Pere has made this very interesting NoSQL graph database matrix available as a ☞ PDF on his blog.
Friday, 14 May 2010
An Interesting Problem: Scaling Graph Databases
One of the problems mentioned when discussing relational databases scalability is that handling storage enforced relationships, ACID and scale do not play well together. In the NoSQL space there is a category of storage solutions that uses highly interconnected data: graph databases. (note also that some of these graph databases are also transactional).
Lately there have been quite a few interesting discussions related to scaling graph databases. Alex Averbuch is working on a sharding Neo4j thesis and his recent ☞ post presents some of the possible solutions. Alex’s article is a very good starting point for anyone interesting in scaling graph databases.
Then there is also this ☞ article on InfoGrid‘s blog that is presenting a different web-like solution based on a custom protocol: ☞ XPRISO: eXtensible Protocol for the Replication, Integration and Synchronization of distributed Objects. While I haven’t had the chance to dig deeper into InfoGrid suggested approach there was one thing that caught my attention right away: while the association with web-scale is definitely an interesting idea, having specific knowledge of the nodes location and having to use custom API for it doesn’t seem to be the best solution. Basically the web addressed this by having URIs for each reachable resource (InfoGrid should try a similar idea, get rid of the different API for accessing local vs remote nodes, etc.)
Update: make sure you check the comment thread for more details about InfoGrid perspective on scaling graph databases.

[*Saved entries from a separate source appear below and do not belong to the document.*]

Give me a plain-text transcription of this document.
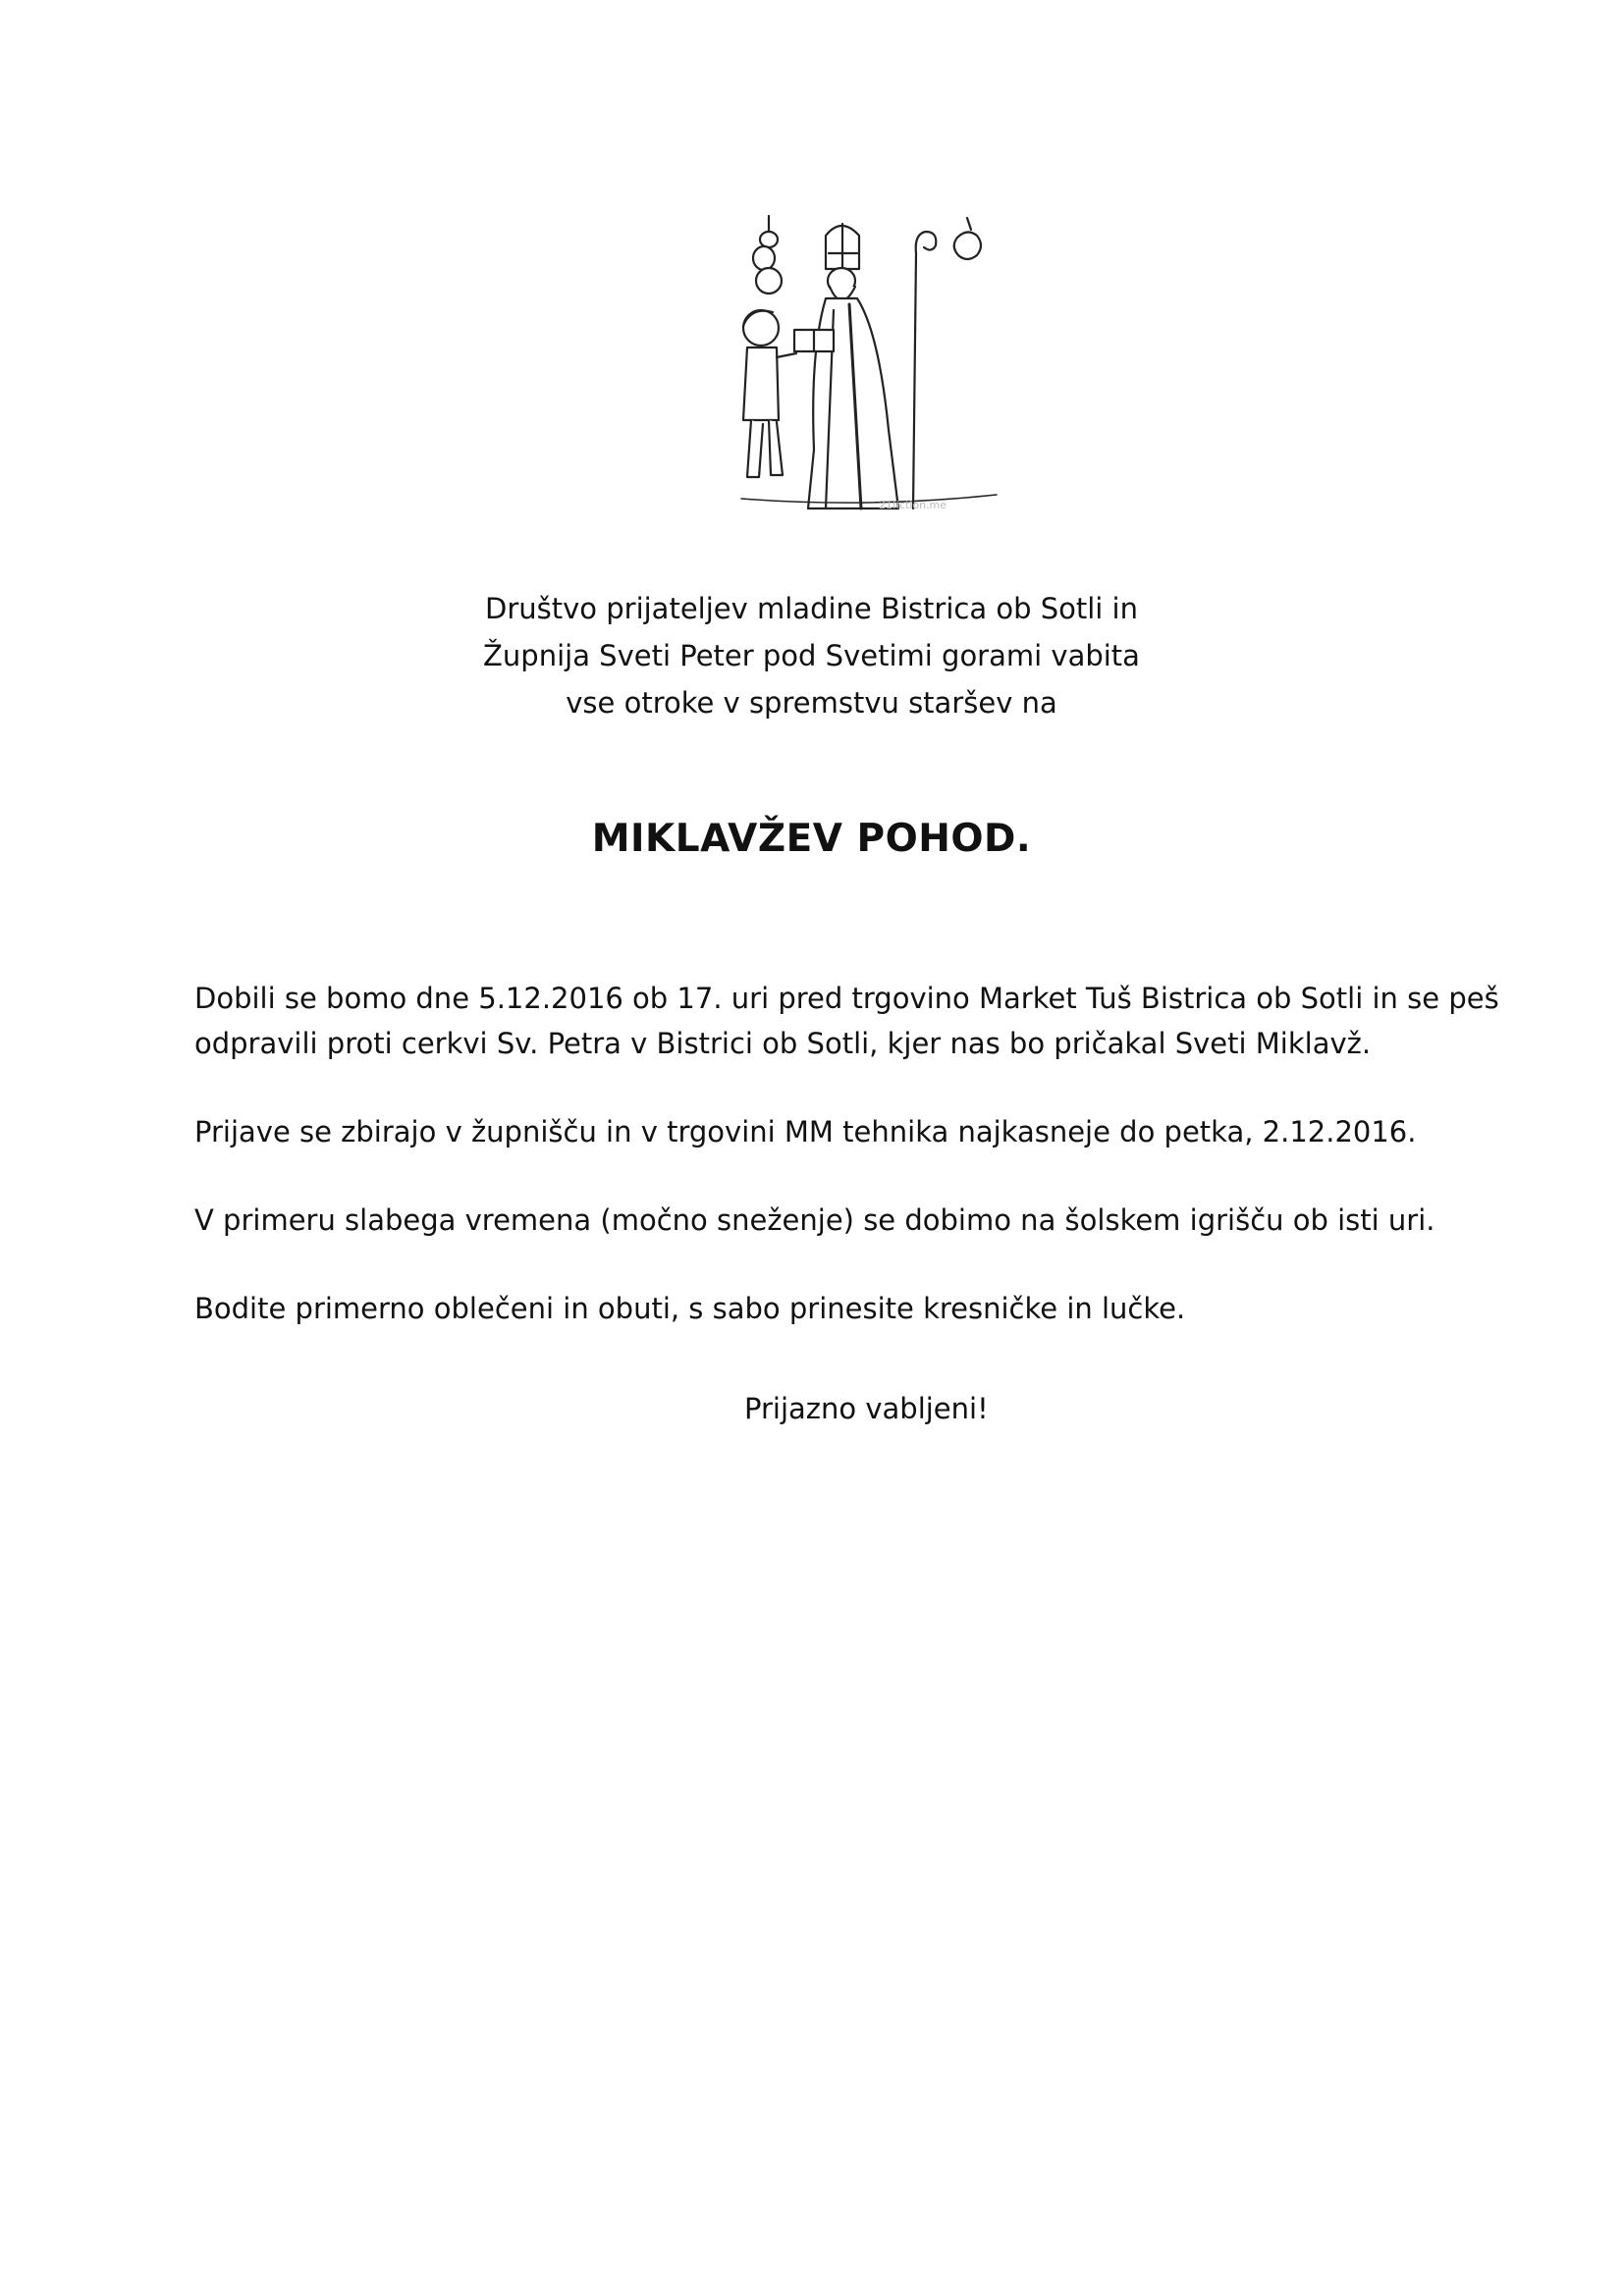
21fiction.me
Društvo prijateljev mladine Bistrica ob Sotli in
Župnija Sveti Peter pod Svetimi gorami vabita
vse otroke v spremstvu staršev na
MIKLAVŽEV POHOD.
Dobili se bomo dne 5.12.2016 ob 17. uri pred trgovino Market Tuš Bistrica ob Sotli in se peš
odpravili proti cerkvi Sv. Petra v Bistrici ob Sotli, kjer nas bo pričakal Sveti Miklavž.
Prijave se zbirajo v župnišču in v trgovini MM tehnika najkasneje do petka, 2.12.2016.
V primeru slabega vremena (močno sneženje) se dobimo na šolskem igrišču ob isti uri.
Bodite primerno oblečeni in obuti, s sabo prinesite kresničke in lučke.
Prijazno vabljeni!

Oren Eini concludes in ☞ his post:
After spending some time thinking about it, I came to the conclusion that I can’t envision any general way to solve the problem. Oh, I can think of several ways of reduce the problem:
- Batching cross machine queries so we only perform them at the close of each breadth first step.
- Storing multiple levels of associations (So “users/ayende” would store its relations but also “users/ayende”’s relation and “users/arik”’s relations).
While I haven’t had enough time to think about this topic, my gut feeling is that possible solutions are to be found in the space of a combination of using unique identifiers for distributed nodes and a mapreduce-like approach. I cannot stop wondering if this is not what Google’s ☞ Pregel is doing (nb I should have read the ☞ paper (pdf) firstly).